Among the first location data brokers to come under public fire from the Federal Trade Commission for allegedly selling sensitive reproductive health data was Kochava, Inc., in a lawsuit the adtech company filed this week Kochava asked a federal court to intervene and stop the FTC from allegedly overtaxing it.
Kochava’s complaint revealed for the first time how the FTC could act to protect consumer data from being used to support abortion processes in post-Roe America. In it, Kochava detailed a planned FTC complaint against Kochava alleging that the company’s data collection practices allow third parties and bad actors to track sensitive location data of users. The FTC suggests cellphone users were not adequately informed that they were sharing this data with Kochava, making the practice unfair or misleading and allegedly in violation of the Federal Trade Commission Act.
In a statement to Ars, Kochava defended its data collection practices: “Kochava acts consistently and proactively in compliance with all rules and laws, including those related to privacy. Nonetheless, the FTC has threatened Kochava with a lawsuit and a proposed settlement, the merits of which are unfounded. This is a manipulative attempt by the FTC to make it appear that it protects consumer privacy despite being based on completely false claims.” When Kochava sued the FTC to block her lawsuit, her complaint noted that the FTC has up to 60 days until mid-October to respond to a subpoena.
advertisement
What did Kochava allegedly do?
According to its company website, Kochava is the “largest independent data marketplace for connected devices”. Based in Idaho, Kochava’s primary business is developing app developer tools to track, organize, and visualize marketing data, often buying and selling mobile data to its customers from third-party vendors as part of a side business called Kochava Collective.
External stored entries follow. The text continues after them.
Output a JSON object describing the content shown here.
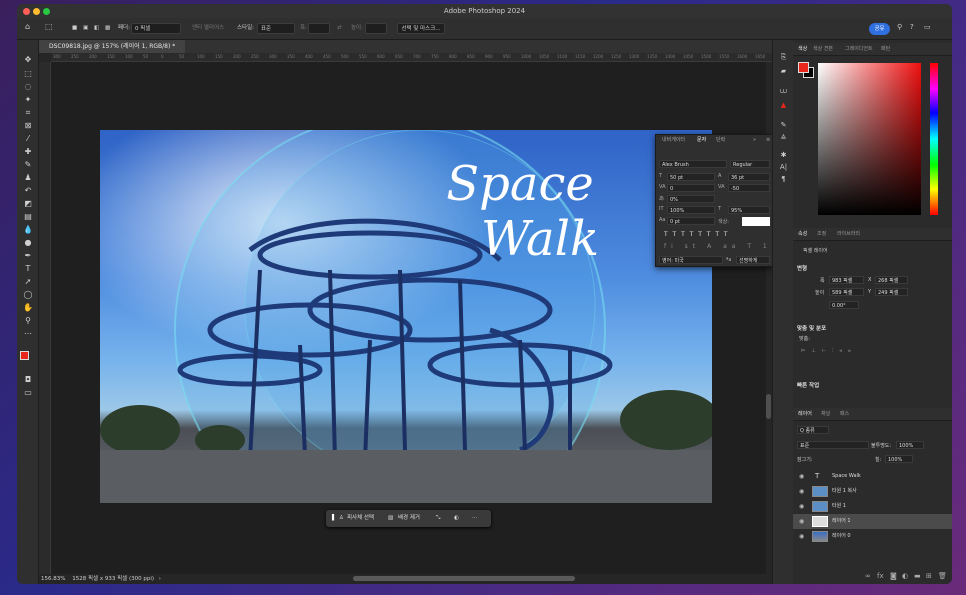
{
  "app": {
    "title": "Adobe Photoshop 2024"
  },
  "options": {
    "feather_label": "페더:",
    "feather_value": "0 픽셀",
    "antialias": "앤티 앨리어스",
    "style_label": "스타일:",
    "style_value": "표준",
    "width_label": "폭:",
    "height_label": "높이:",
    "select_mask": "선택 및 마스크...",
    "share": "공유"
  },
  "document": {
    "tab": "DSC09818.jpg @ 157% (레이어 1, RGB/8) *"
  },
  "ruler": {
    "ticks": [
      "300",
      "250",
      "200",
      "150",
      "100",
      "50",
      "0",
      "50",
      "100",
      "150",
      "200",
      "250",
      "300",
      "350",
      "400",
      "450",
      "500",
      "550",
      "600",
      "650",
      "700",
      "750",
      "800",
      "850",
      "900",
      "950",
      "1000",
      "1050",
      "1100",
      "1150",
      "1200",
      "1250",
      "1300",
      "1350",
      "1400",
      "1450",
      "1500",
      "1550",
      "1600",
      "1650"
    ]
  },
  "canvas": {
    "line1": "Space",
    "line2": "Walk"
  },
  "context": {
    "subject": "피사체 선택",
    "remove_bg": "배경 제거"
  },
  "status": {
    "zoom": "156.83%",
    "size": "1528 픽셀 x 933 픽셀 (300 ppi)"
  },
  "character": {
    "tabs": [
      "내비게이터",
      "문자",
      "단락"
    ],
    "font": "Alex Brush",
    "style": "Regular",
    "size": "50 pt",
    "leading": "36 pt",
    "kerning": "0",
    "tracking": "-50",
    "tsume": "0%",
    "vscale": "100%",
    "hscale": "95%",
    "baseline": "0 pt",
    "color_label": "색상:",
    "lang": "영어: 미국",
    "aa_label": "ªa",
    "aa": "선명하게"
  },
  "right": {
    "color_tabs": [
      "색상",
      "색상 견본",
      "그레이디언트",
      "패턴"
    ],
    "props_tabs": [
      "속성",
      "조정",
      "라이브러리"
    ],
    "pixel_layer": "픽셀 레이어",
    "transform": "변형",
    "w_label": "폭",
    "w_value": "983 픽셀",
    "x_label": "X",
    "x_value": "268 픽셀",
    "h_label": "높이",
    "h_value": "589 픽셀",
    "y_label": "Y",
    "y_value": "249 픽셀",
    "angle": "0.00°",
    "align": "맞춤 및 분포",
    "align_sub": "맞춤:",
    "quick": "빠른 작업",
    "layer_tabs": [
      "레이어",
      "채널",
      "패스"
    ],
    "kind": "Q 종류",
    "blend": "표준",
    "opacity_label": "불투명도:",
    "opacity": "100%",
    "lock_label": "잠그기:",
    "fill_label": "칠:",
    "fill": "100%",
    "layers": [
      {
        "name": "Space      Walk",
        "type": "text"
      },
      {
        "name": "타원 1 복사",
        "type": "shape"
      },
      {
        "name": "타원 1",
        "type": "shape"
      },
      {
        "name": "레이어 1",
        "type": "pixel"
      },
      {
        "name": "레이어 0",
        "type": "photo"
      }
    ]
  },
  "colors": {
    "foreground": "#e8261c",
    "background": "#000000",
    "accent": "#2f6fdf"
  }
}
The FTC claims that Kochava customers can “license premium data” which dangerously includes the “accurate location of a consumer’s mobile device” and “time-stamped latitude and longitude coordinates showing the location of mobile devices.” This, the FTC says, could allow bad actors, law enforcement, or anyone with access to track consumers who visit sensitive places like “therapists’ offices, addiction help centers, medical facilities, and women’s reproductive health clinics.”
The FTC has claimed that Kochava’s data collection methods “are an unfair or deceptive act or practice or interfere with commerce” because “they cause, or are likely to cause, significant harm to consumers that consumers themselves cannot reasonably avoid.” The FTC says also that the FTC law applies because there is no significant or universal benefit to consumers or the competitive marketplace from the collection of sensitive information.
Kochava says in his complaint that the FTC is wrong and doesn’t understand its technology, and claims that it already “uses technical controls to prohibit its customers from identifying consumers or tracking third-party users in sensitive locations.” The company says the lawsuit is a waste of time, largely because the FTC “is not yet required to issue a rule or statement of legal force and effect describing the specific practices of geolocation data that it believes has the authority to prohibit or.” to allow”. Without that specific rulemaking, the FTC makes it difficult for companies to comply with the law, Kochava suggests.
advertisement
Kochava also says that allowing the FTC to tie up the adtech company in a lengthy court case would cause Kochava “irreparable and significant harm.”
The FTC declined Ars’ request for comment.
Is the FTC exaggerating?
Kochava says in his complaint that the FTC sent its proposed complaint in July or August. Shortly thereafter, the company announced a new policy that would appear to address the FTC’s complaint by installing a so-called “privacy lock” that “removes healthcare provider location data from the Kochava Collective marketplace.” The feature is used regardless of whether users consent to data sharing and also allows anyone in the healthcare sector to block their location.
In a press release, Kochava Collective general manager Brian Cox suggested that Kochava is now ahead of US regulators in creating a much-needed “blacklist for health service sites” that puts user privacy first Restore authority by restoring the power to protect all staff and patients in the hands of the healthcare industry.
“We believe it’s important for the industry to be proactive and collaborate on a unified blacklist for healthcare service locations,” Cox wrote, noting that “there is no federal regulation or federal database cataloging these locations to protect privacy.” to protect consumers.”
A spokesman for Kochava declined to tell Ars whether the “privacy block” feature was prompted by the FTC’s proposed lawsuit or is already in the works.
However, because Kochava has changed its course of action, the complaint asks the federal court to agree that the FTC does not have the authority to “seek injunctive relief for past conduct that has ceased without evidence that it is likely to recur.” Kochava also asked the court to consider “fundamental disagreements” about the interpretation of the FTC statute, which largely form the basis of the FTC’s proposed complaint. Kochava alleges that the FTC’s proposed lawsuit would be an improper application of FTC law, which he says does not specify how its data collection practices are “unfair” or “deceptive.” Kochava also suggests that his due process rights were violated by a presidential hyperbole calling for the FTC to pursue such lawsuits without express legislation governing health data collection.